After a chalk drawing by 
J.H. Hasselhorst, 1864

Whoever she was, she comes to us like this:
    lips parted, long hair spilling from  the table

like water from a pitcher, nipples drawn out
    for inspection. Perhaps to foreshadow

the object she’ll become: a skeleton on a pedestal,
    a row of skulls on a shelf. To make a study

of the ideal female body, four men gather around her.
    She is young and beautiful and drowned—

a Venus de' Medici, risen from the sea, sleeping.
    As if we could mistake this work for sacrilege,

the artist entombs her body in a pyramid
    of light, a temple of science over which

the anatomist presides.

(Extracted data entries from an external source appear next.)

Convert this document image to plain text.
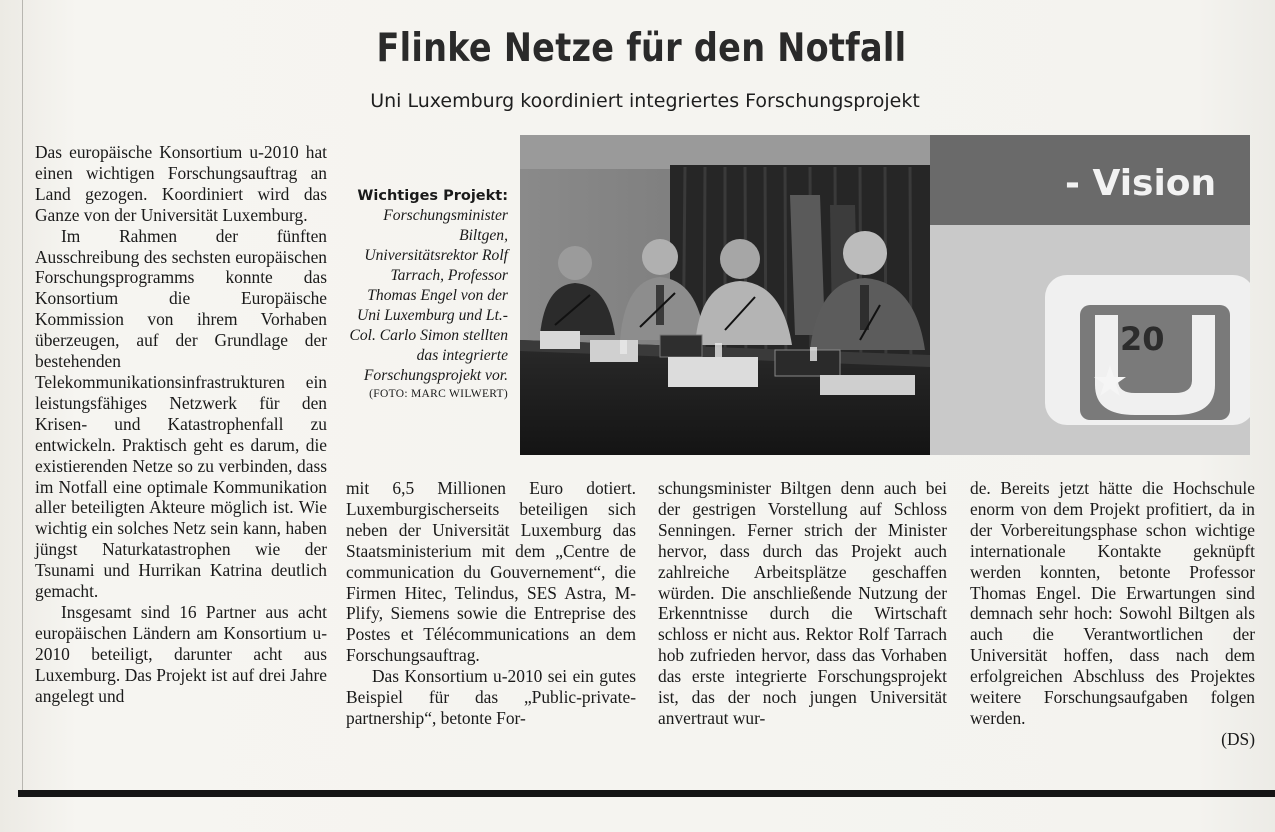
Flinke Netze für den Notfall
Uni Luxemburg koordiniert integriertes Forschungsprojekt

Das europäische Konsortium u-2010 hat einen wichtigen Forschungsauftrag an Land gezogen. Koordiniert wird das Ganze von der Universität Luxemburg.

Im Rahmen der fünften Ausschreibung des sechsten europäischen Forschungsprogramms konnte das Konsortium die Europäische Kommission von ihrem Vorhaben überzeugen, auf der Grundlage der bestehenden Telekommunikationsinfrastrukturen ein leistungsfähiges Netzwerk für den Krisen- und Katastrophenfall zu entwickeln. Praktisch geht es darum, die existierenden Netze so zu verbinden, dass im Notfall eine optimale Kommunikation aller beteiligten Akteure möglich ist. Wie wichtig ein solches Netz sein kann, haben jüngst Naturkatastrophen wie der Tsunami und Hurrikan Katrina deutlich gemacht.

Insgesamt sind 16 Partner aus acht europäischen Ländern am Konsortium u-2010 beteiligt, darunter acht aus Luxemburg. Das Projekt ist auf drei Jahre angelegt und

Wichtiges Projekt:
Forschungsminister Biltgen, Universitätsrektor Rolf Tarrach, Professor Thomas Engel von der Uni Luxemburg und Lt.-Col. Carlo Simon stellten das integrierte Forschungsprojekt vor.
(FOTO: MARC WILWERT)
- Vision
20

mit 6,5 Millionen Euro dotiert. Luxemburgischerseits beteiligen sich neben der Universität Luxemburg das Staatsministerium mit dem „Centre de communication du Gouvernement“, die Firmen Hitec, Telindus, SES Astra, M-Plify, Siemens sowie die Entreprise des Postes et Télécommunications an dem Forschungsauftrag.

Das Konsortium u-2010 sei ein gutes Beispiel für das „Public-private-partnership“, betonte For-

schungsminister Biltgen denn auch bei der gestrigen Vorstellung auf Schloss Senningen. Ferner strich der Minister hervor, dass durch das Projekt auch zahlreiche Arbeitsplätze geschaffen würden. Die anschließende Nutzung der Erkenntnisse durch die Wirtschaft schloss er nicht aus. Rektor Rolf Tarrach hob zufrieden hervor, dass das Vorhaben das erste integrierte Forschungsprojekt ist, das der noch jungen Universität anvertraut wur-

de. Bereits jetzt hätte die Hochschule enorm von dem Projekt profitiert, da in der Vorbereitungsphase schon wichtige internationale Kontakte geknüpft werden konnten, betonte Professor Thomas Engel. Die Erwartungen sind demnach sehr hoch: Sowohl Biltgen als auch die Verantwortlichen der Universität hoffen, dass nach dem erfolgreichen Abschluss des Projektes weitere Forschungsaufgaben folgen werden.

(DS)
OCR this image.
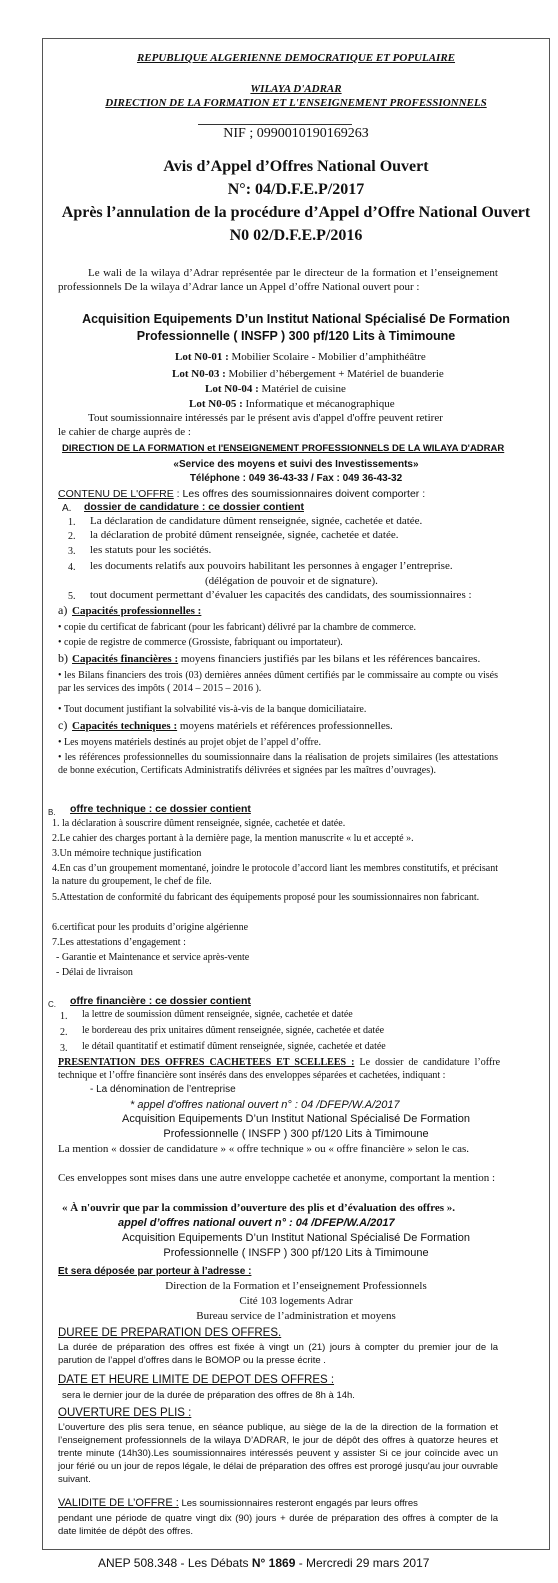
REPUBLIQUE ALGERIENNE DEMOCRATIQUE ET POPULAIRE
WILAYA D'ADRAR
DIRECTION DE LA FORMATION ET L'ENSEIGNEMENT PROFESSIONNELS
NIF ; 099001019016926З
Avis d’Appel d’Offres National Ouvert
N°: 04/D.F.E.P/2017
Après l’annulation de la procédure d’Appel d’Offre National Ouvert
N0 02/D.F.E.P/2016
Le wali de la wilaya d’Adrar représentée par le directeur de la formation et l’enseignement professionnels De la wilaya d’Adrar lance un Appel d’offre National ouvert pour :
Acquisition Equipements D’un Institut National Spécialisé De Formation
Professionnelle ( INSFP ) 300 pf/120 Lits à Timimoune
Lot N0-01 : Mobilier Scolaire - Mobilier d’amphithéâtre
Lot N0-03 : Mobilier d’hébergement + Matériel de buanderie
Lot N0-04 : Matériel de cuisine
Lot N0-05 : Informatique et mécanographique
Tout soumissionnaire intéressés par le présent avis d'appel d'offre peuvent retirer
le cahier de charge auprès de :
DIRECTION DE LA FORMATION et l'ENSEIGNEMENT PROFESSIONNELS DE LA WILAYA D'ADRAR
«Service des moyens et suivi des Investissements»
Téléphone : 049 36-43-33 / Fax : 049 36-43-32
CONTENU DE L'OFFRE : Les offres des soumissionnaires doivent comporter :
A. dossier de candidature : ce dossier contient
1. La déclaration de candidature dûment renseignée, signée, cachetée et datée.
2. la déclaration de probité dûment renseignée, signée, cachetée et datée.
3. les statuts pour les sociétés.
4. les documents relatifs aux pouvoirs habilitant les personnes à engager l’entreprise.
(délégation de pouvoir et de signature).
5. tout document permettant d’évaluer les capacités des candidats, des soumissionnaires :
a) Capacités professionnelles :
• copie du certificat de fabricant (pour les fabricant) délivré par la chambre de commerce.
• copie de registre de commerce (Grossiste, fabriquant ou importateur).
b) Capacités financières : moyens financiers justifiés par les bilans et les références bancaires.
• les Bilans financiers des trois (03) dernières années dûment certifiés par le commissaire au compte ou visés par les services des impôts ( 2014 – 2015 – 2016 ).
• Tout document justifiant la solvabilité vis-à-vis de la banque domiciliataire.
c) Capacités techniques : moyens matériels et références professionnelles.
• Les moyens matériels destinés au projet objet de l’appel d’offre.
• les références professionnelles du soumissionnaire dans la réalisation de projets similaires (les attestations de bonne exécution, Certificats Administratifs délivrées et signées par les maîtres d’ouvrages).
B. offre technique : ce dossier contient
1. la déclaration à souscrire dûment renseignée, signée, cachetée et datée.
2.Le cahier des charges portant à la dernière page, la mention manuscrite « lu et accepté ».
3.Un mémoire technique justification
4.En cas d’un groupement momentané, joindre le protocole d’accord liant les membres constitutifs, et précisant la nature du groupement, le chef de file.
5.Attestation de conformité du fabricant des équipements proposé pour les soumissionnaires non fabricant.
6.certificat pour les produits d’origine algérienne
7.Les attestations d’engagement :
- Garantie et Maintenance et service après-vente
- Délai de livraison
C. offre financière : ce dossier contient
1. la lettre de soumission dûment renseignée, signée, cachetée et datée
2. le bordereau des prix unitaires dûment renseignée, signée, cachetée et datée
3. le détail quantitatif et estimatif dûment renseignée, signée, cachetée et datée
PRESENTATION DES OFFRES CACHETEES ET SCELLEES : Le dossier de candidature l’offre technique et l’offre financière sont insérés dans des enveloppes séparées et cachetées, indiquant :
- La dénomination de l’entreprise
* appel d'offres national ouvert n° : 04 /DFEP/W.A/2017
Acquisition Equipements D’un Institut National Spécialisé De Formation
Professionnelle ( INSFP ) 300 pf/120 Lits à Timimoune
La mention « dossier de candidature » « offre technique » ou « offre financière » selon le cas.
Ces enveloppes sont mises dans une autre enveloppe cachetée et anonyme, comportant la mention :
« À n'ouvrir que par la commission d’ouverture des plis et d’évaluation des offres ».
appel d’offres national ouvert n° : 04 /DFEP/W.A/2017
Acquisition Equipements D’un Institut National Spécialisé De Formation
Professionnelle ( INSFP ) 300 pf/120 Lits à Timimoune
Et sera déposée par porteur à l’adresse :
Direction de la Formation et l’enseignement Professionnels
Cité 103 logements Adrar
Bureau service de l’administration et moyens
DUREE DE PREPARATION DES OFFRES.
La durée de préparation des offres est fixée à vingt un (21) jours à compter du premier jour de la parution de l’appel d’offres dans le BOMOP ou la presse écrite .
DATE ET HEURE LIMITE DE DEPOT DES OFFRES :
sera le dernier jour de la durée de préparation des offres de 8h à 14h.
OUVERTURE DES PLIS :
L’ouverture des plis sera tenue, en séance publique, au siège de la de la direction de la formation et l’enseignement professionnels de la wilaya D’ADRAR, le jour de dépôt des offres à quatorze heures et trente minute (14h30).Les soumissionnaires intéressés peuvent y assister Si ce jour coïncide avec un jour férié ou un jour de repos légale, le délai de préparation des offres est prorogé jusqu'au jour ouvrable suivant.
VALIDITE DE L’OFFRE : Les soumissionnaires resteront engagés par leurs offres
pendant une période de quatre vingt dix (90) jours + durée de préparation des offres à compter de la date limitée de dépôt des offres.
ANEP 508.348 - Les Débats N° 1869 - Mercredi 29 mars 2017
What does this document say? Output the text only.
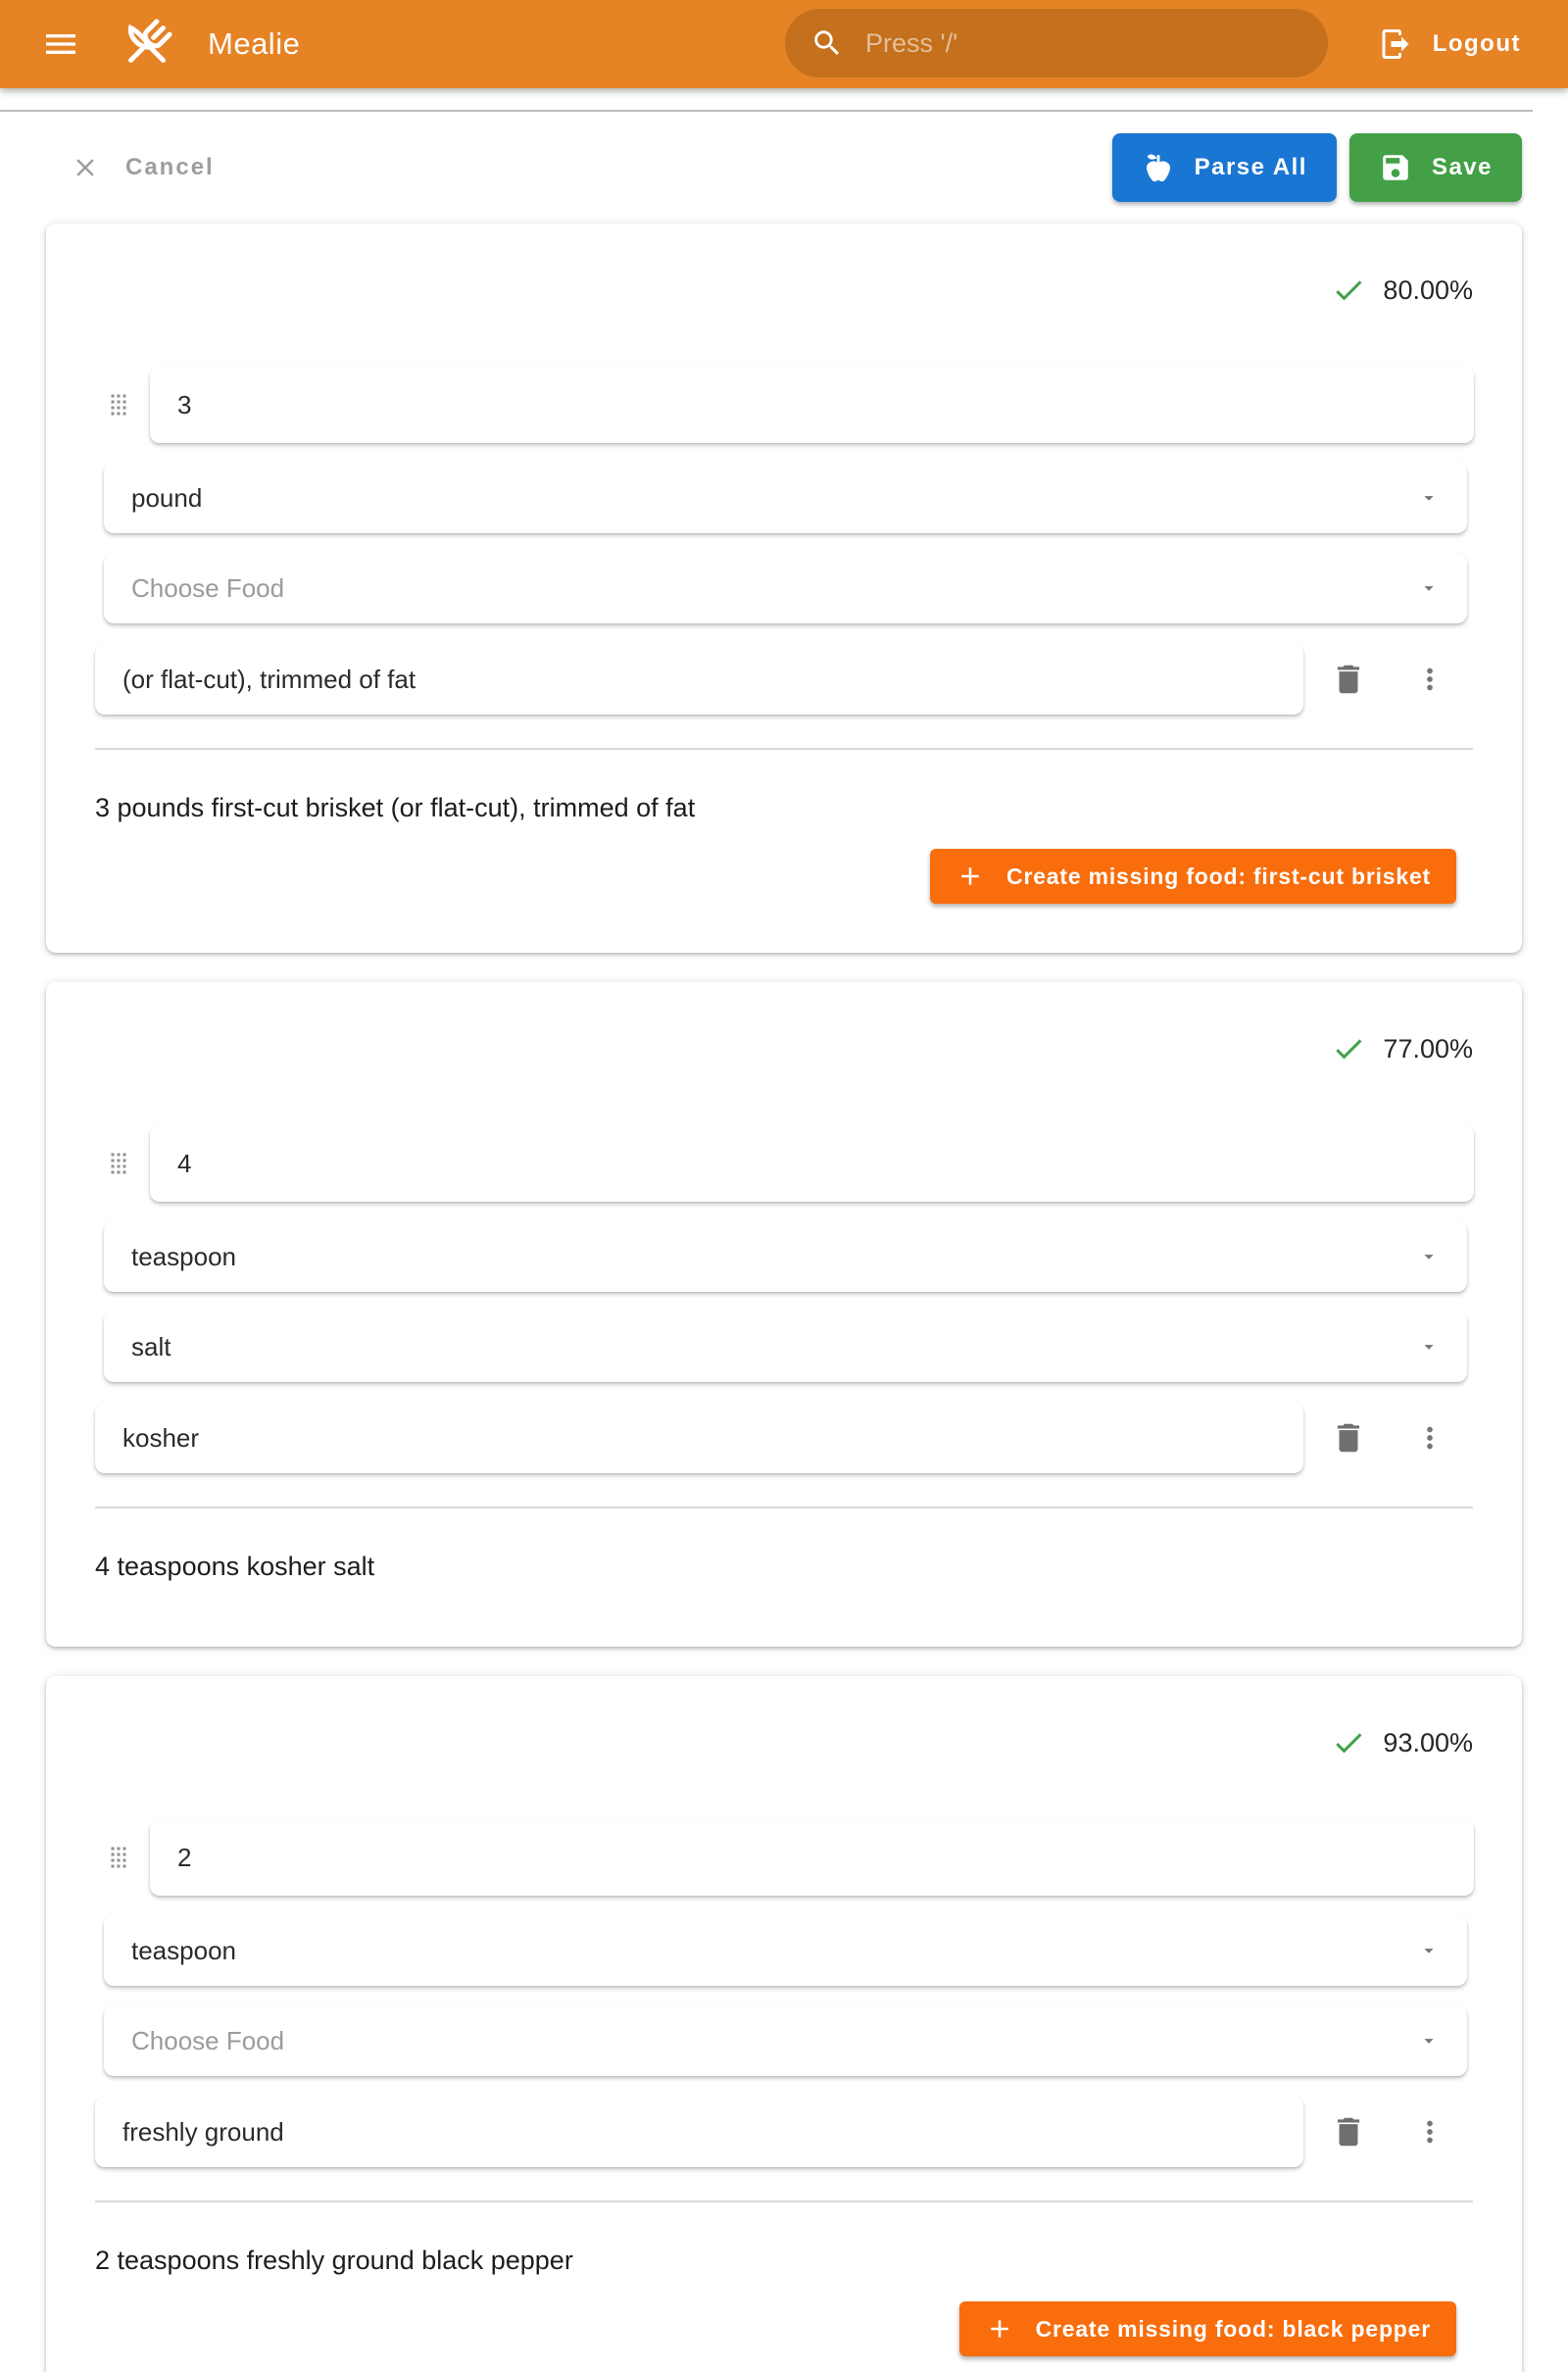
Mealie	Press '/'	Logout
Cancel	Parse All	Save
80.00%
3
pound
Choose Food
(or flat-cut), trimmed of fat

3 pounds first-cut brisket (or flat-cut), trimmed of fat

Create missing food: first-cut brisket
77.00%
4
teaspoon
salt
kosher

4 teaspoons kosher salt

93.00%
2
teaspoon
Choose Food
freshly ground

2 teaspoons freshly ground black pepper

Create missing food: black pepper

In the service of beauty—
    to know it—he lifts a flap of skin

beneath her breast as one might draw back a sheet.
    We will not see his step-by-step parsing,

a translation: Mary or Katherine or Elizabeth
    to corpus, areola, vulva. In his hands

instruments of the empirical—scalpel, pincers—
    cold as the room must be cold: all the men

in coats, trimmed in velvet or fur—soft as the down
    of her pubis. Now one man is smoking, another

tilts his head to get a better look. Yet another,
    at the head of the table, peers down as if

enthralled, his fist on a stack of books.
    In the drawing this is only the first cut,

a delicate wounding and yet how easily
    the anatomist’s blade opens a place in me,

like a curtain drawn upon a room in which
    each learned man is my father

and I hear, again, his words—I study 
     my crossbreed child—misnomer

and taxonomy, the language of zoology. Here,
    he is all of them: the preoccupied man—

an artist, collector of experience, the skeptic angling
    his head, his thoughts tilting toward

what I cannot know; the marshaller of knowledge,
    knuckling down a stack of books; even

the dissector—his scalpel in hand like a pen
    poised above me, aimed straight for my heart.